Cara Carlson can boot her computer just fine…until she gets to the Windows desktop. Then it freezes and won’t respond to keyboard or mouse.
A lot of programs and drivers load into Windows when you boot. One of them apparently doesn’t play well with others. The trick is to discover and then eliminate the problem program.
But how can you do that if Windows freezes before you can do anything with it?
[Have a tech question? Ask PCWorld Contributing Editor Lincoln Spector. Send your query to firstname.lastname@example.org.]
The trick is to boot Windows into Safe Mode, which avoids potential problems by skipping the autoloading programs and all but the most basic drivers. Once there, you should be able to disable all of your enabled autoloading programs. How this is done depends on your version of Windows.
Boot the computer and immediately start pressing and releasing F8 over and over again. Instead of the Windows login screen, you should get the Advanced Boot Options menu. Select Safe Mode.
Once you’ve booted into Safe Mode, click Start, type
msconfig, and press Enter to bring up the System Configuration program. Click the Startup tab.
Each item has a checkbox. The ones that are checked are enabled. Make a note of which ones are enabled so that you can go back to them later if need be. Then uncheck them all.
Windows 8.1 or 10
Boot normally. When you get to the login screen (which comes before the desktop), click the power button in the lower-right corner of the screen. While holding down the Shift key, click Restart. On the resulting 'Choose an option' screen, select Troubleshoot > Advanced options > Startup Settings > Restart. When the computer reboots and the Startup Settings menu appears, press 4 for Safe Mode.
Once there, right-click the taskbar and select Task Manager, then click the Startup tab. If you don’t see a Startup tab, click More details in the lower-left corner.

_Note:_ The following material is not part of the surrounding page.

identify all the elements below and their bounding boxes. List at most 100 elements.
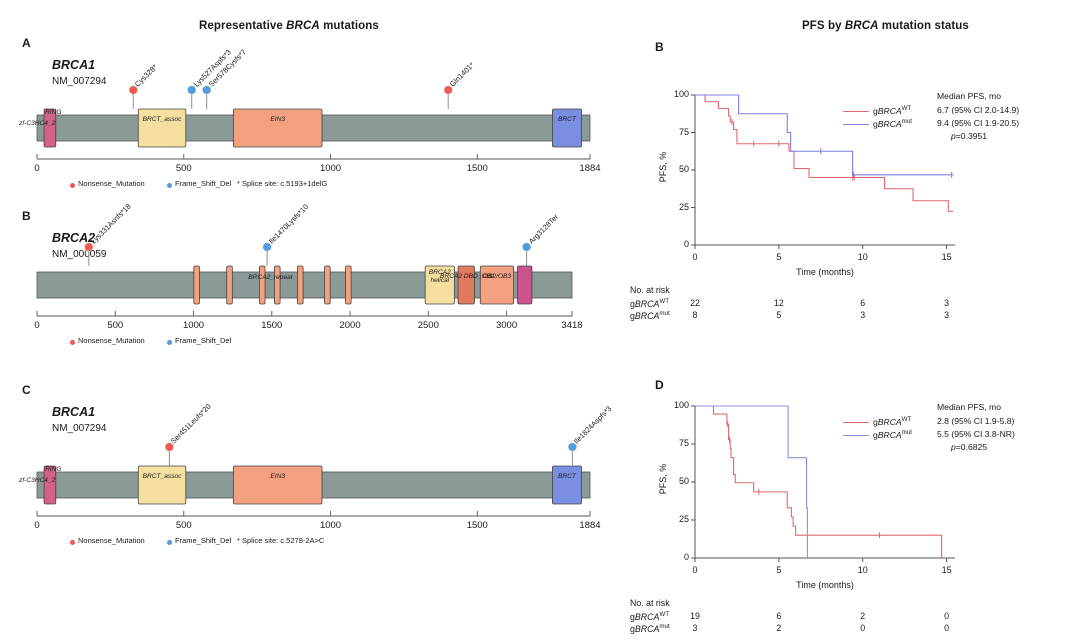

You can tell which autoloaders are enabled by reading the Status column. Note which ones are enabled so that you can return to the original configuration if need be. Then right-click each Enabled one and select Disabled.
Once they’re disabled
When you’re done, reboot. If your initial problem has gone away, bring up the Startup tab again in Task Manager (you don’t have to be in Safe Mode, now) and experiment. Enable and disable autoloaders, and reboot, until you find the culprit. (After you find the culprit, you’ll have to boot into Safe Mode again to disable it.) Consider whether you need this type of program—or, if you do, whether you should switch to a competitor.
If the problem persists, you should take a good look at your drivers. This Windows Club page should help.